Important: You must run this script every 24 hours because the access token expires after 24 hours. If you don't refresh the token:

The SRE agent will lose connection to the AgentCore gateway
No MCP tools will be available (Kubernetes, logs, metrics, runbooks APIs)
Investigations will fail as agents cannot access backend services

For more details, see the configure_gateway.sh script.

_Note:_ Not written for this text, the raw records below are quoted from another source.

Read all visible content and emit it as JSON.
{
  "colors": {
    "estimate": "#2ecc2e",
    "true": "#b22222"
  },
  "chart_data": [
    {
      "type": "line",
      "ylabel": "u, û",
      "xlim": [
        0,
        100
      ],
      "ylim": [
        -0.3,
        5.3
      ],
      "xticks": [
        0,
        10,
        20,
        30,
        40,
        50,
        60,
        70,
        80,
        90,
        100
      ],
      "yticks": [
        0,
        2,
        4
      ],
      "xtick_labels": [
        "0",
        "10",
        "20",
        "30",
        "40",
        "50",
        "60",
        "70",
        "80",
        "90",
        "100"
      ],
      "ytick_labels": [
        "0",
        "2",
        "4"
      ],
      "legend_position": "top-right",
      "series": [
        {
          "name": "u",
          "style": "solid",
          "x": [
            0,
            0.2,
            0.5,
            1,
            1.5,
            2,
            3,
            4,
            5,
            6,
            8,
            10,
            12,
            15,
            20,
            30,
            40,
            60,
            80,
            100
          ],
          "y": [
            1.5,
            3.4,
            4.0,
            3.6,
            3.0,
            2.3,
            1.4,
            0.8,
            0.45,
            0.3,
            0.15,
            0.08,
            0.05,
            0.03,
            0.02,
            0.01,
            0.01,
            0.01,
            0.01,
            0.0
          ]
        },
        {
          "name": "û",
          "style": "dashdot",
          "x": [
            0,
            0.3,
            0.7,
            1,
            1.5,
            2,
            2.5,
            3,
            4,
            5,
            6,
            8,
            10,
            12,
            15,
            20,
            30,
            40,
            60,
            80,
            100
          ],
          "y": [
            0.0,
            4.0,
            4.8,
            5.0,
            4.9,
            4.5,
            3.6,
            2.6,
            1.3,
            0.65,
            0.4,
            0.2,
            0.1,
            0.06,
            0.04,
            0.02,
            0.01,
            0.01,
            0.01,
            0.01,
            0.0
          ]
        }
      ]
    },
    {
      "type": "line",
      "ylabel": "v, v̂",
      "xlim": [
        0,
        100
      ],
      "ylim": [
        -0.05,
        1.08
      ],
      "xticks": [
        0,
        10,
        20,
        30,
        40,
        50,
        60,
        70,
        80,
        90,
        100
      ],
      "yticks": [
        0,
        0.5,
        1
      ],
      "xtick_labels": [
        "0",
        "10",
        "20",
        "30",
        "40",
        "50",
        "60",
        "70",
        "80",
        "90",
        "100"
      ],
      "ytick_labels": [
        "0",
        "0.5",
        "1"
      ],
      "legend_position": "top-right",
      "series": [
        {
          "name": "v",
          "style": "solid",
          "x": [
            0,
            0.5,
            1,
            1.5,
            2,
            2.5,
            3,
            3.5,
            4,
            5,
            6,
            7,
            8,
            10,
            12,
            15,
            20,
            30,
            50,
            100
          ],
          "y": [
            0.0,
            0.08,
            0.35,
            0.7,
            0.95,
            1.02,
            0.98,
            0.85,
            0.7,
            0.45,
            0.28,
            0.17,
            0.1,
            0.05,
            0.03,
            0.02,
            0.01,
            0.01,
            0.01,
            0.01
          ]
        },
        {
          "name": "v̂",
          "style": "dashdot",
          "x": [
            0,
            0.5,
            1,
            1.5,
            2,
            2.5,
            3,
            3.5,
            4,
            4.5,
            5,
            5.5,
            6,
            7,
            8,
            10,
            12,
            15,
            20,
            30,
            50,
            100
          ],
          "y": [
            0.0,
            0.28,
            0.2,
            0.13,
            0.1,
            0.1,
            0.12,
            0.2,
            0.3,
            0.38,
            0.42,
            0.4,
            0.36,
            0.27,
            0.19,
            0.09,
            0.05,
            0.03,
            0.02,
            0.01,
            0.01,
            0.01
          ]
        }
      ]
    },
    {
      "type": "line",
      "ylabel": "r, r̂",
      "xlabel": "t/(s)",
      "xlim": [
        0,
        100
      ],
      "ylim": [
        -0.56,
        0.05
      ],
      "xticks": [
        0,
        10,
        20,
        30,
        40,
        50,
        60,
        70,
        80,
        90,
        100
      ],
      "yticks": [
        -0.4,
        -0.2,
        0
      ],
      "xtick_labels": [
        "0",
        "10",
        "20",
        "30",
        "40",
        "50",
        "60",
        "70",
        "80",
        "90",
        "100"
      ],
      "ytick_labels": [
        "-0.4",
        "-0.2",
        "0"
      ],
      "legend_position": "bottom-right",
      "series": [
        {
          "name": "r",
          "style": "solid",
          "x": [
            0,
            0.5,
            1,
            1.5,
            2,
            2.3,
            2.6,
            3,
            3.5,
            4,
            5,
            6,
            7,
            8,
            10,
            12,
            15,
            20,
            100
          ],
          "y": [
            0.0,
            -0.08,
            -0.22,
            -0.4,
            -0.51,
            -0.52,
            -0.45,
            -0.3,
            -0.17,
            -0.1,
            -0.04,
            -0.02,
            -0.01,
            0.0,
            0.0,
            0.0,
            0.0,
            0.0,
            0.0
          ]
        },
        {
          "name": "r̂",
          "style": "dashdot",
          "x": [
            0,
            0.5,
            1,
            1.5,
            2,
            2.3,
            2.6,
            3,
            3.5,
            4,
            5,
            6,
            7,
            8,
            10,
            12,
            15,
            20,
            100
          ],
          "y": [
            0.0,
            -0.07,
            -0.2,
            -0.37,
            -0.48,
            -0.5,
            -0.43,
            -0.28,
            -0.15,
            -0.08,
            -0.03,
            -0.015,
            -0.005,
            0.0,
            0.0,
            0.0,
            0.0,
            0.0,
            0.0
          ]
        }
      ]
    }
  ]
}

Troubleshooting Gateway Connection Issues

If you encounter "gateway connection failed" or "MCP tools unavailable" errors:

Check if the access token has expired (24-hour limit)
Run ./scripts/configure_gateway.sh to refresh authentication (from within the virtual environment)
Verify backend servers are running with ps aux | grep python
Check SSL certificate validity if using HTTPS

Clean up instructions

Complete AWS Resource Cleanup

For complete cleanup of all AWS resources (Gateway, Runtime, and local files):

# Complete cleanup - deletes AWS resources and local files
./scripts/cleanup.sh

# Or with custom names
./scripts/cleanup.sh --gateway-name my-gateway --runtime-name my-runtime

# Force cleanup without confirmation prompts
./scripts/cleanup.sh --force

This script will:

Stop backend servers
Delete the AgentCore Gateway and all its targets
Delete memory resources
Delete the AgentCore Runtime
Remove generated files (gateway URIs, tokens, agent ARNs, memory IDs)

Manual Local Cleanup Only

If you only want to clean up local files without touching AWS resources:

# Stop all demo servers
cd backend
./scripts/stop_demo_backend.sh
cd ..

# Clean up generated files only
rm -rf gateway/.gateway_uri gateway/.access_token
rm -rf deployment/.agent_arn .memory_id

# Note: .env, .venv, and reports/ are preserved for development continuity

Disclaimer

The examples provided in this repository are for experimental and educational purposes only. They demonstrate concepts and techniques but are not intended for direct use in production environments. Make sure to have Amazon Bedrock Guardrails in place to protect against prompt injection.

Important Note: The data in backend/data is synthetically generated, and the backend directory contains stub servers that showcase how a real SRE agent backend could work. In a production environment, these implementations would need to be replaced with real implementations that connect to actual systems, use vector databases, and integrate with other data sources.